Togashi-sensei could not say how far away the lightning had struck. All he could say was that it was beyond the train line. There is only about half a kilometer of land between the train line and the ocean, if that. We all sat back down at our desks and had a (tension-relieving) laugh about how Aiba-sensei, Machiko-san, Hosoya-san and I had all thought that Hiroshi-sensei had taken a photograph. We were all still feeling shocked; there had been no lightning that day so we were not at all prepared for it. About ten minutes after the lightning struck, the sirens started. Uh-oh, somethings on fire. There was an announcement over the town speakers saying which neighbourhood the fire was located in. The two male teachers started going through the student records checking how many children lived in the area, while the rest of us went to the window, peered through the sheets of rain that had been coming down since the lightning struck and saw that there was indeed a column of smoke starting to rise to the sky. At first the teachers were saying that they did not think many of the students lived near there, but when they checked the records they found they were wrong; many students live in that neigbourhood. A call came to the school from somewhere telling the name of who the house was registered to. The teachers started to go back through the record again looking at each child from the areas' father's name. At first they thought there were no students affected, but then it was noticed that one of the second grade boys grandfather's name matched. Less than a minute later another call came through confirming that yes, that boy lived in the house that was on fire. Someone double-checked with the elementary school and found that the boy's little sister had already been taken to the house by her teacher (I don't know, to watch it burn I suppose). The boy was taken out of class, sat in the Principal's office for a few minutes with a glass of water, and then the second grade dean took him down too. I think the fire had been put out by that stage. As an aside, every single student in the school knew what had happened to whose house about 30 seconds after the boy himself knew despite the teachers trying to keep it hush.

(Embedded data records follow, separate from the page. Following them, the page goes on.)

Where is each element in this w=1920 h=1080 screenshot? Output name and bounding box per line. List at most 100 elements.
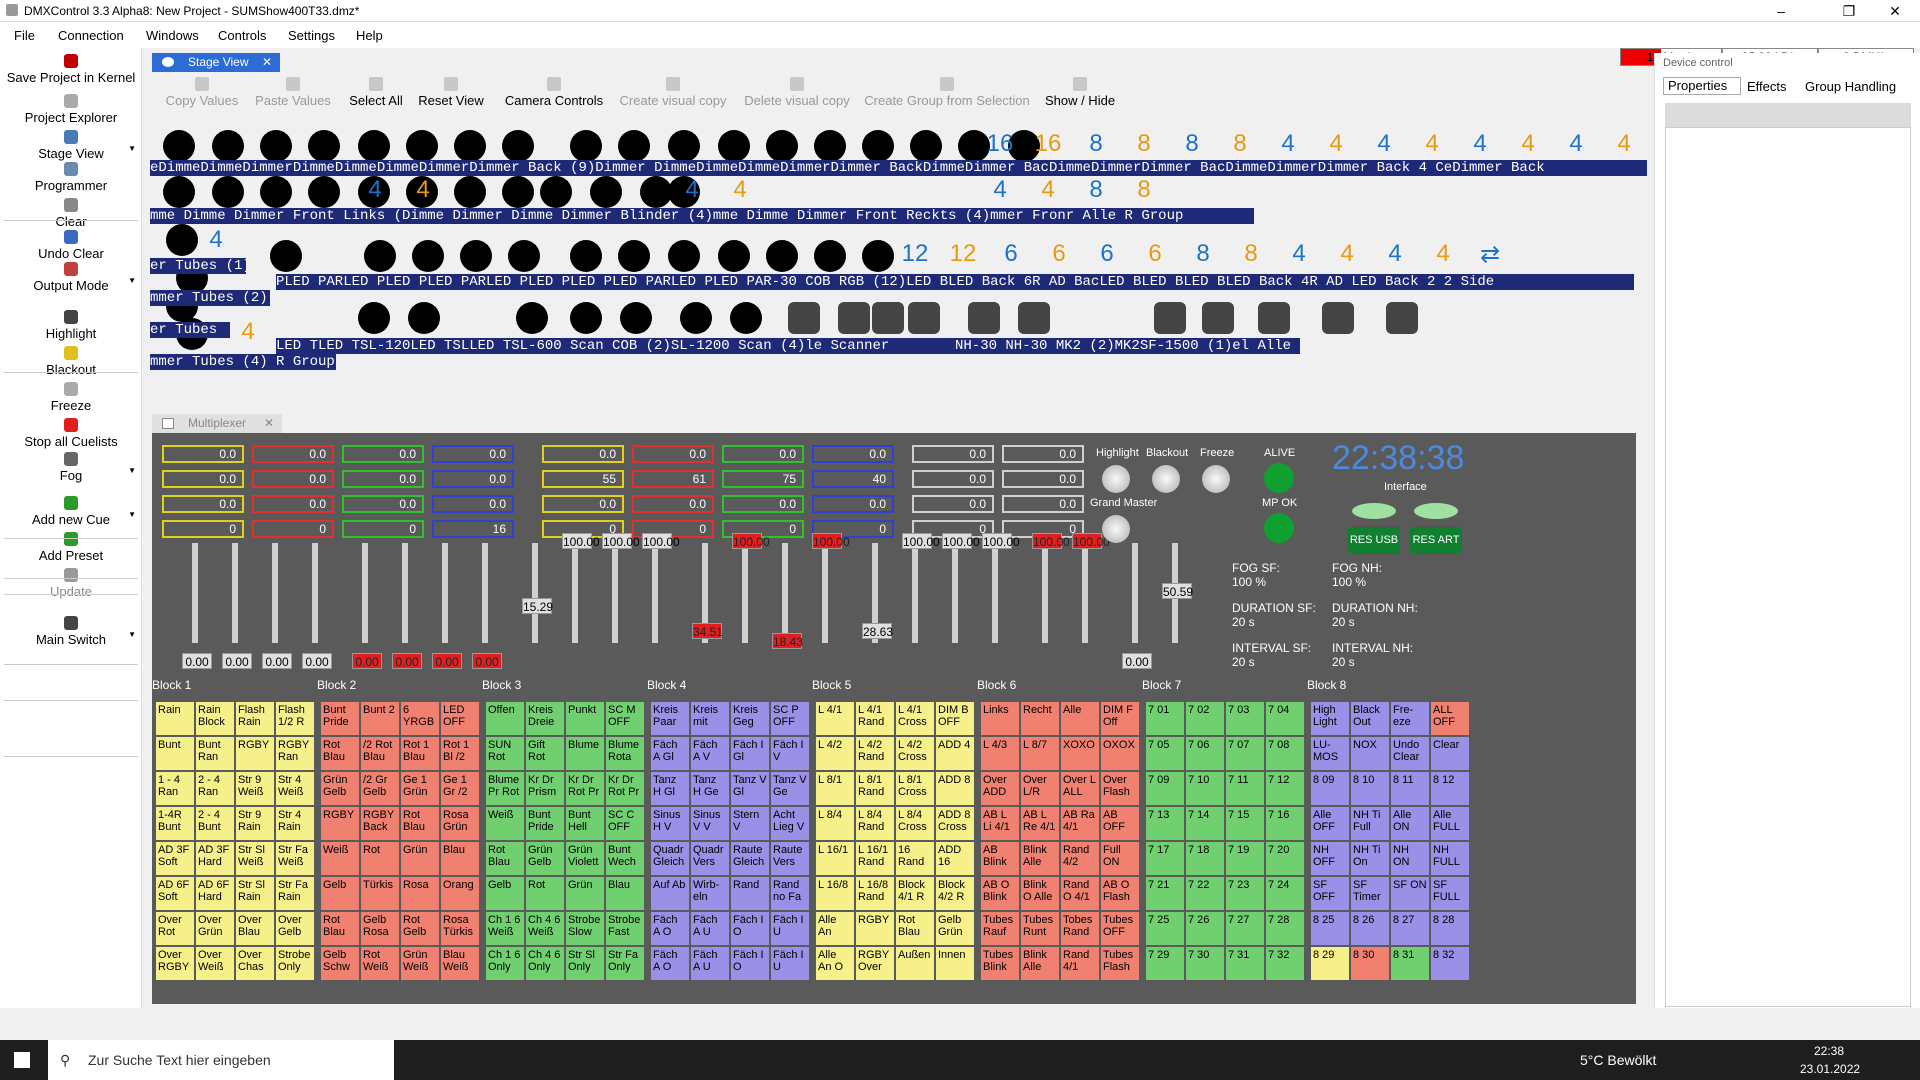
- device-icon[interactable]: [454, 130, 486, 162]
- cue-button[interactable]: Blume: [566, 737, 604, 770]
- device-icon[interactable]: [270, 240, 302, 272]
- left-add-cue-button[interactable]: Add new Cue ▼: [0, 496, 142, 527]
- cue-button[interactable]: Strobe Fast: [606, 912, 644, 945]
- device-icon[interactable]: [1386, 302, 1418, 334]
- cue-button[interactable]: Fäch I Gl: [731, 737, 769, 770]
- cue-button[interactable]: AB L Re 4/1: [1021, 807, 1059, 840]
- fader-value[interactable]: 0.00: [472, 653, 502, 669]
- cue-button[interactable]: Kr Dr Rot Pr: [606, 772, 644, 805]
- toolbar-button-copy-values[interactable]: Copy Values: [162, 77, 242, 108]
- device-icon[interactable]: [618, 240, 650, 272]
- device-icon[interactable]: [166, 224, 198, 256]
- fader-track[interactable]: [482, 543, 488, 643]
- stage-canvas[interactable]: 16 16 8 8 8 8 4 4 4 4 4 4 4 4 4 4 4 4 4 4 8 8 4 12 12 6 6 6 6 8 8 4 4 4 4 ⇄…: [150, 122, 1648, 402]
- device-icon[interactable]: [1322, 302, 1354, 334]
- chevron-down-icon[interactable]: ▼: [128, 144, 136, 153]
- cue-button[interactable]: Over Chas: [236, 947, 274, 980]
- cue-button[interactable]: Alle FULL: [1431, 807, 1469, 840]
- chevron-down-icon[interactable]: ▼: [128, 276, 136, 285]
- menu-windows[interactable]: Windows: [146, 28, 199, 43]
- toolbar-button-paste-values[interactable]: Paste Values: [248, 77, 338, 108]
- cue-button[interactable]: 8 11: [1391, 772, 1429, 805]
- device-icon[interactable]: [406, 130, 438, 162]
- cue-button[interactable]: Over RGBY: [156, 947, 194, 980]
- cue-button[interactable]: Kreis Dreie: [526, 702, 564, 735]
- fader-value[interactable]: 100.00: [812, 533, 850, 549]
- cue-button[interactable]: Str Fa Only: [606, 947, 644, 980]
- cue-button[interactable]: Alle An O: [816, 947, 854, 980]
- fader-value[interactable]: 100.00: [642, 533, 680, 549]
- device-icon[interactable]: [570, 130, 602, 162]
- cue-button[interactable]: 7 18: [1186, 842, 1224, 875]
- fader-value[interactable]: 100.00: [732, 533, 770, 549]
- cue-button[interactable]: L 16/8: [816, 877, 854, 910]
- cue-button[interactable]: L 16/1: [816, 842, 854, 875]
- cue-button[interactable]: L 4/1 Cross: [896, 702, 934, 735]
- cue-button[interactable]: Rosa: [401, 877, 439, 910]
- left-add-preset-button[interactable]: Add Preset: [0, 532, 142, 563]
- left-stop-button[interactable]: Stop all Cuelists: [0, 418, 142, 449]
- cue-button[interactable]: 8 12: [1431, 772, 1469, 805]
- cue-button[interactable]: Quadr Gleich: [651, 842, 689, 875]
- cue-button[interactable]: L 16/8 Rand: [856, 877, 894, 910]
- fader-track[interactable]: [992, 543, 998, 643]
- cue-button[interactable]: Fäch A V: [691, 737, 729, 770]
- toolbar-button-reset-view[interactable]: Reset View: [412, 77, 490, 108]
- cue-button[interactable]: 8 10: [1351, 772, 1389, 805]
- fader-track[interactable]: [1132, 543, 1138, 643]
- cue-button[interactable]: Over Weiß: [196, 947, 234, 980]
- cue-button[interactable]: RGBY: [236, 737, 274, 770]
- device-icon[interactable]: [502, 130, 534, 162]
- fader-value[interactable]: 100.00: [942, 533, 980, 549]
- minimize-icon[interactable]: –: [1758, 0, 1804, 22]
- fader-value[interactable]: 100.00: [562, 533, 600, 549]
- device-icon[interactable]: [502, 176, 534, 208]
- device-icon[interactable]: [260, 130, 292, 162]
- maximize-icon[interactable]: ❐: [1826, 0, 1872, 22]
- cue-button[interactable]: L 8/4 Rand: [856, 807, 894, 840]
- fader-value[interactable]: 0.00: [262, 653, 292, 669]
- cue-button[interactable]: 8 30: [1351, 947, 1389, 980]
- cue-button[interactable]: SUN Rot: [486, 737, 524, 770]
- cue-button[interactable]: XOXO: [1061, 737, 1099, 770]
- cue-button[interactable]: 7 01: [1146, 702, 1184, 735]
- left-undo-button[interactable]: Undo Clear: [0, 230, 142, 261]
- fader-track[interactable]: [1082, 543, 1088, 643]
- cue-button[interactable]: Punkt: [566, 702, 604, 735]
- cue-button[interactable]: Tanz V Gl: [731, 772, 769, 805]
- cue-button[interactable]: Black Out: [1351, 702, 1389, 735]
- device-icon[interactable]: [718, 240, 750, 272]
- cue-button[interactable]: 8 29: [1311, 947, 1349, 980]
- cue-button[interactable]: Grün Gelb: [526, 842, 564, 875]
- cue-button[interactable]: Alle ON: [1391, 807, 1429, 840]
- device-icon[interactable]: [814, 130, 846, 162]
- cue-button[interactable]: Block 4/2 R: [936, 877, 974, 910]
- cue-button[interactable]: Fäch A O: [651, 947, 689, 980]
- cue-button[interactable]: AB Ra 4/1: [1061, 807, 1099, 840]
- cue-button[interactable]: /2 Gr Gelb: [361, 772, 399, 805]
- fader-value[interactable]: 100.00: [1032, 533, 1070, 549]
- cue-button[interactable]: Tobes Rand: [1061, 912, 1099, 945]
- toolbar-button-select-all[interactable]: Select All: [346, 77, 406, 108]
- cue-button[interactable]: Orang: [441, 877, 479, 910]
- cue-button[interactable]: Full ON: [1101, 842, 1139, 875]
- cue-button[interactable]: Kreis Paar: [651, 702, 689, 735]
- cue-button[interactable]: L 4/1: [816, 702, 854, 735]
- device-icon[interactable]: [1154, 302, 1186, 334]
- device-icon[interactable]: [260, 176, 292, 208]
- cue-button[interactable]: Ge 1 Gr /2: [441, 772, 479, 805]
- cue-button[interactable]: ADD 8: [936, 772, 974, 805]
- device-icon[interactable]: [358, 302, 390, 334]
- windows-start-icon[interactable]: [14, 1052, 30, 1068]
- cue-button[interactable]: Clear: [1431, 737, 1469, 770]
- cue-button[interactable]: Str 4 Rain: [276, 807, 314, 840]
- cue-button[interactable]: 7 09: [1146, 772, 1184, 805]
- left-stage-button[interactable]: Stage View ▼: [0, 130, 142, 161]
- cue-button[interactable]: Tubes Runt: [1021, 912, 1059, 945]
- cue-button[interactable]: Over Gelb: [276, 912, 314, 945]
- left-output-button[interactable]: Output Mode ▼: [0, 262, 142, 293]
- cue-button[interactable]: 7 19: [1226, 842, 1264, 875]
- cue-button[interactable]: Raute Vers: [771, 842, 809, 875]
- cue-button[interactable]: 7 32: [1266, 947, 1304, 980]
- cue-button[interactable]: L 4/2: [816, 737, 854, 770]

Many other students were worried about their own houses. It turns out that on every side of the lightning-struck house (both sides, behind and across the road) for several doors down are the houses of other students. But luckily for them the fire did not spread. If heavy rain had not followed the lightning, who knows what could have happened? The firestation for Nikaho City is close to Konoura, but the house is in an area of town with narrow winding streets so it still took the firetrucks long precious minutes getting there.

It was just chance. If lightning strikes enough, sooner or later it is going to hit someone's house and set it on fire. That's just how nature works.